Testing the Genomic Bottleneck Hypothesis in Hebbian Meta-Learning
This addresses a generalization problem in reinforcement learning agents, but the results are incremental as the hypothesis was not successfully validated.
The study tested the genomic bottleneck hypothesis in Hebbian meta-learning to improve generalization by limiting the number of learning rules, but found that learning both the rules and their assignments was difficult, leading to poor performance in tested environments.
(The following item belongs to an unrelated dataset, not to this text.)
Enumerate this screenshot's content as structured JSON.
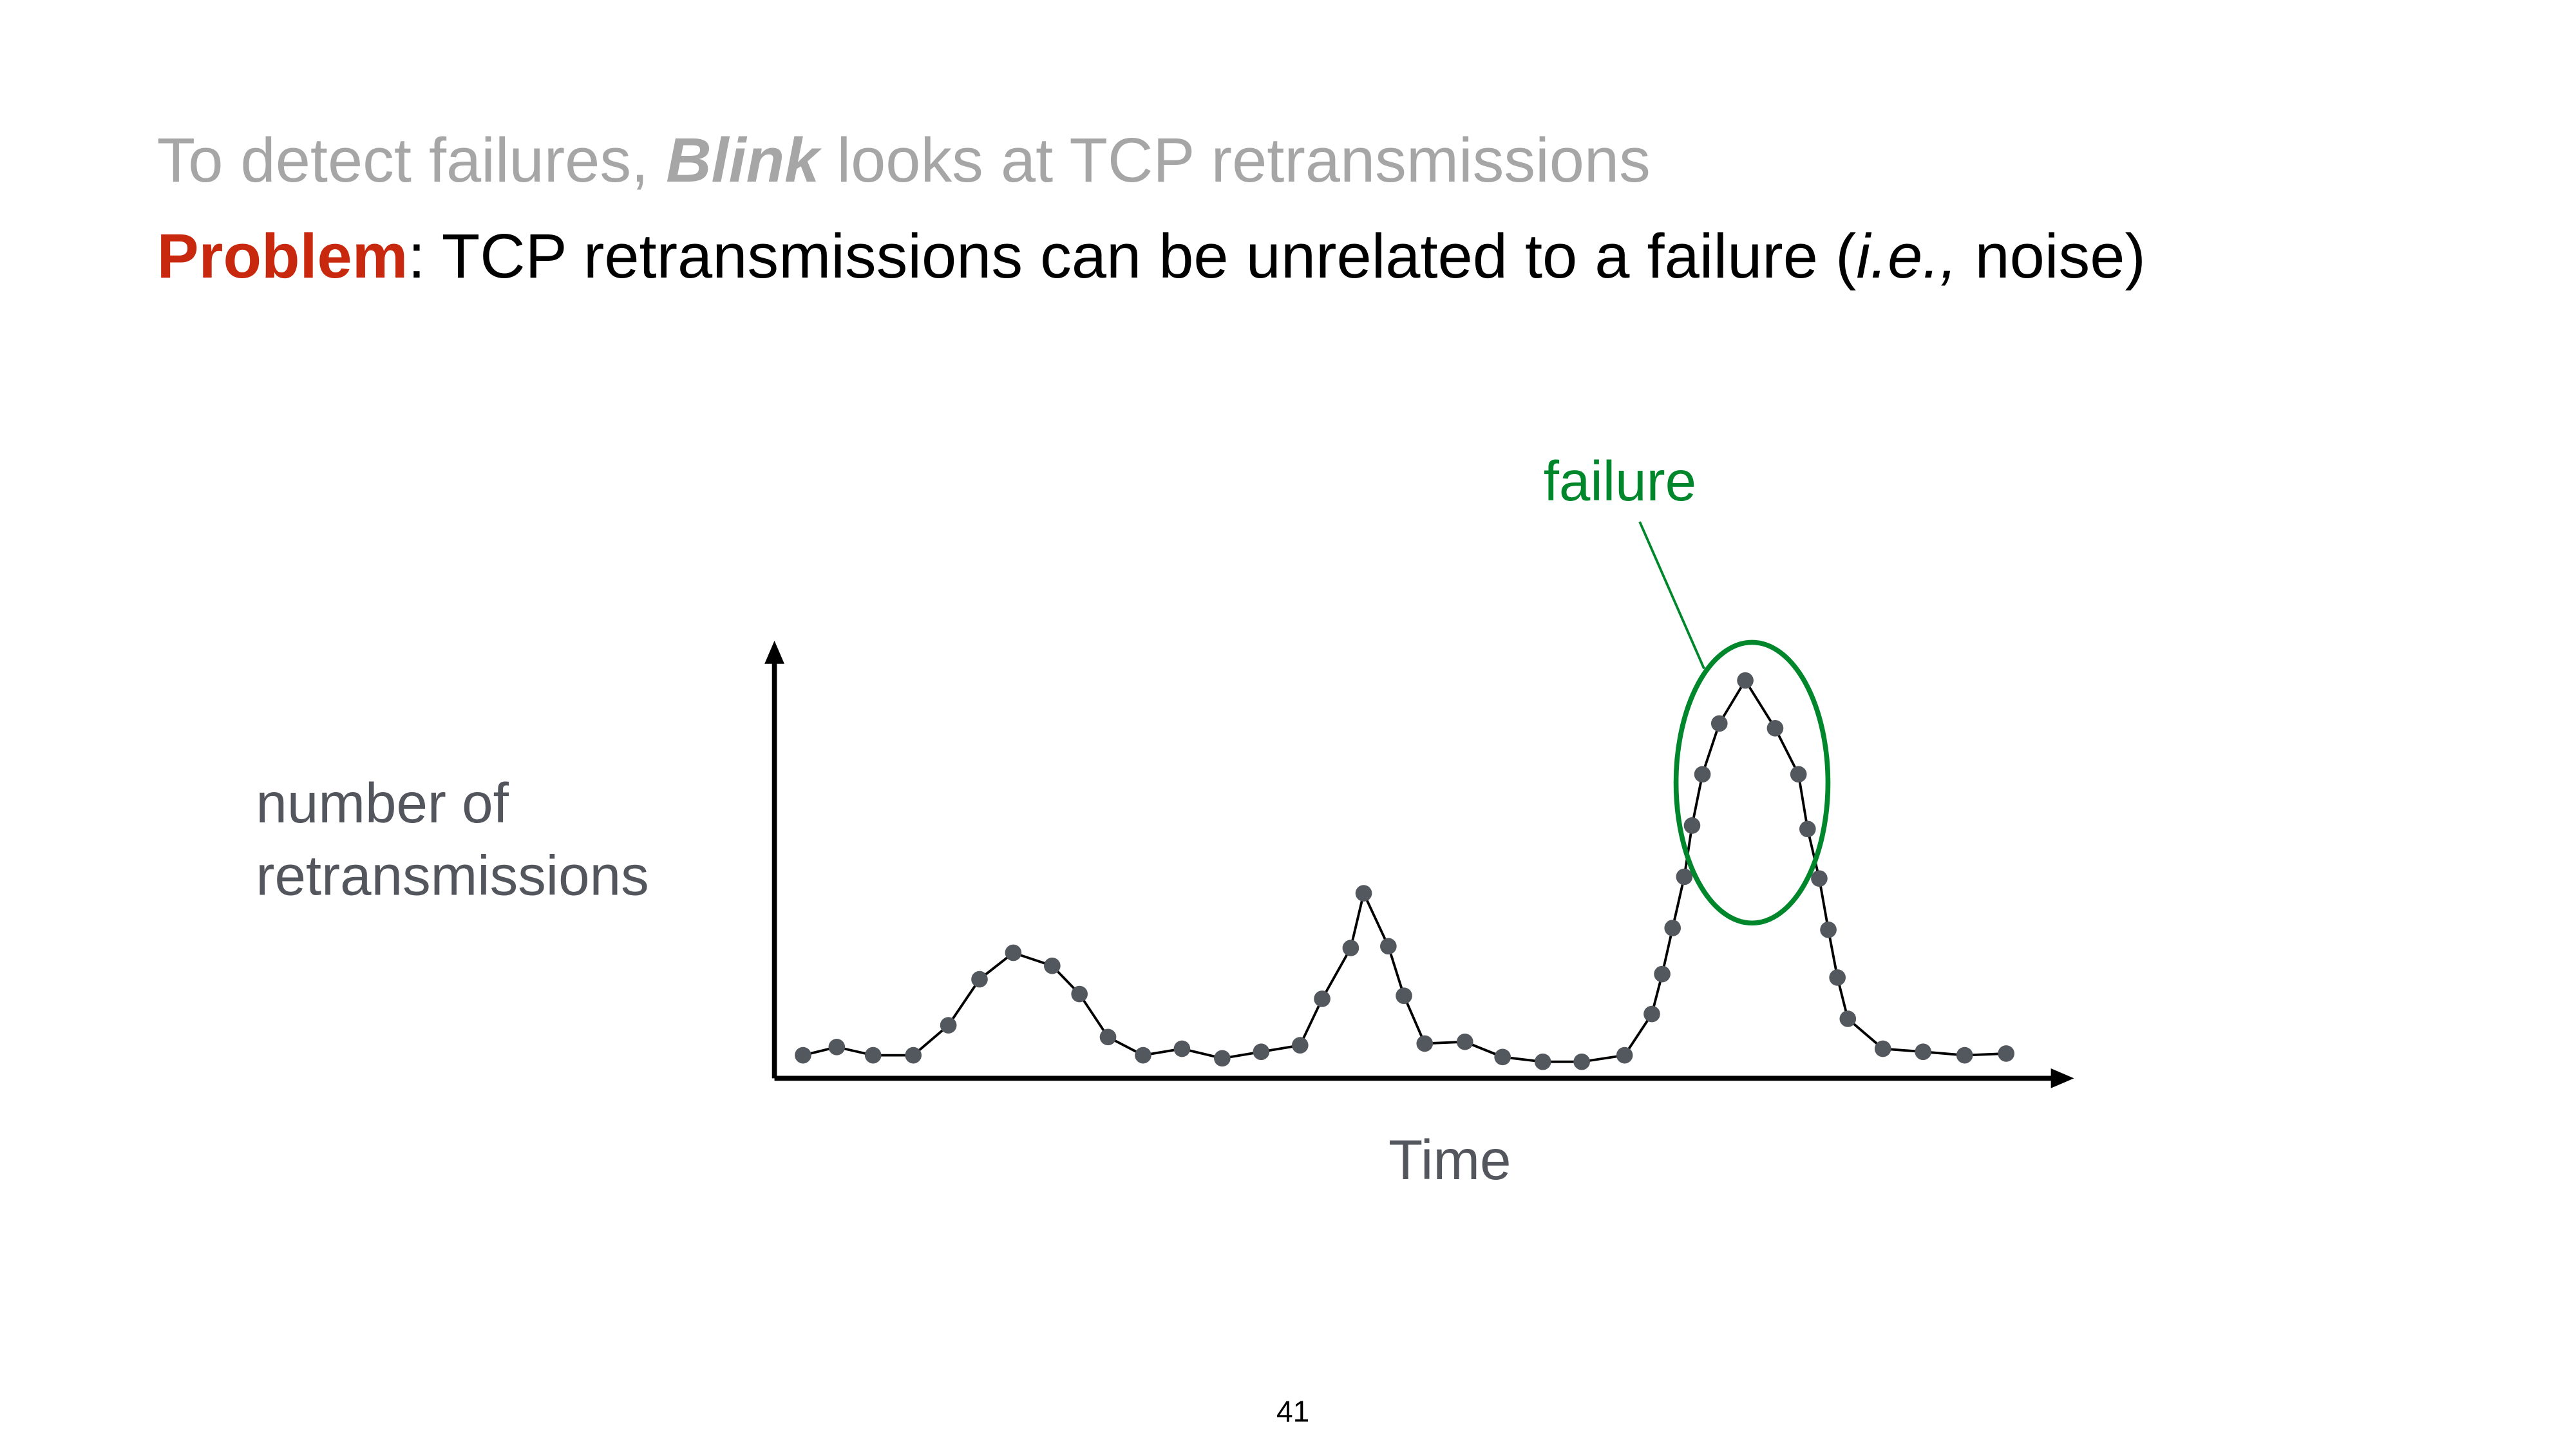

Hebbian meta-learning has recently shown promise to solve hard reinforcement learning problems, allowing agents to adapt to some degree to changes in the environment. However, because each synapse in these approaches can learn a very specific learning rule, the ability to generalize to very different situations is likely reduced. We hypothesize that limiting the number of Hebbian learning rules through a "genomic bottleneck" can act as a regularizer leading to better generalization across changes to the environment. We test this hypothesis by decoupling the number of Hebbian learning rules from the number of synapses and systematically varying the number of Hebbian learning rules. The results in this paper suggest that simultaneously learning the Hebbian learning rules and their assignment to synapses is a difficult optimization problem, leading to poor performance in the environments tested. However, parallel research to ours finds that it is indeed possible to reduce the number of learning rules by clustering similar rules together. How to best implement a "genomic bottleneck" algorithm is thus an important research direction that warrants further investigation.